8 “For my thoughts are not your thoughts,
neither are your ways my ways,”
declares the LORD.
9 “As the heavens are higher than the earth,
so are my ways higher than your ways
and my thoughts than your thoughts.

Psalm 33 reinforces the fact that He does exactly as He plans, without letting human devices get in the way.

13 The LORD looks down from heaven;
he sees all the children of man;
14 from where he sits enthroned he looks out
on all the inhabitants of the earth,
15 he who fashions the hearts of them all
and observes all their deeds.
16 The king is not saved by his great army;
a warrior is not delivered by his great strength.
17 The war horse is a false hope for salvation,
and by its great might it cannot rescue.
18 Behold, the eye of the LORD is on those who fear him,
on those who hope in his steadfast love,
19 that he may deliver their soul from death
and keep them alive in famine.

The size of a king's army seems like it would have a lot to do with saving him in battle. But the Lord says it doesn't. He, the Lord, chooses what happens with kings, armies and battles, and every person whose heart He fashioned. Another Psalm says, "Some trust in horses, we trust in the name of the Lord our God. Some trust in chariots, we trust in the name of the Lord our God." Often I live as if so many other things can be trusted in. They can't.
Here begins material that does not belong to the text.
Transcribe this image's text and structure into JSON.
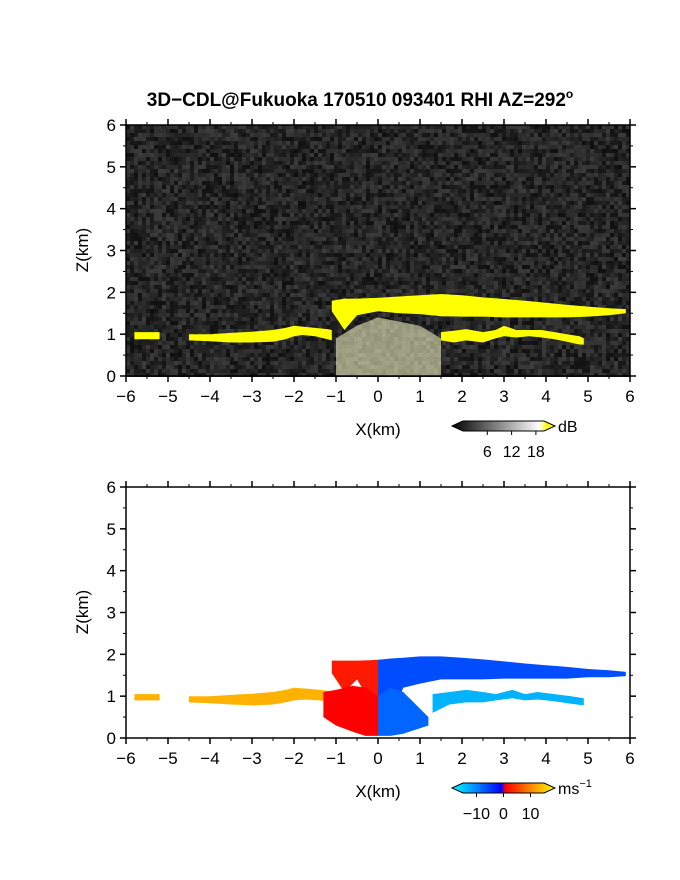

With thoughts and situations more troubling than usual right now, there is nothing I can do but this:

20 Our soul waits for the LORD;
he is our help and our shield.
21 For our heart is glad in him,
because we trust in his holy name.
22 Let your steadfast love, O LORD, be upon us,
even as we hope in you.

It's what I should do all the time.

Isaiah 26 (I can't remember which verse) says, "You keep him in perfect peace whose mind is stayed on You, because he trusts in You." Having my mind "stayed on Him" is really difficult at the moment, but on the other hand, there really isn't anywhere else to go. He's the one in charge of the outcome, and I know He can be trusted. I don't know why horrible things happen, but I'm truly grateful to know the One who does.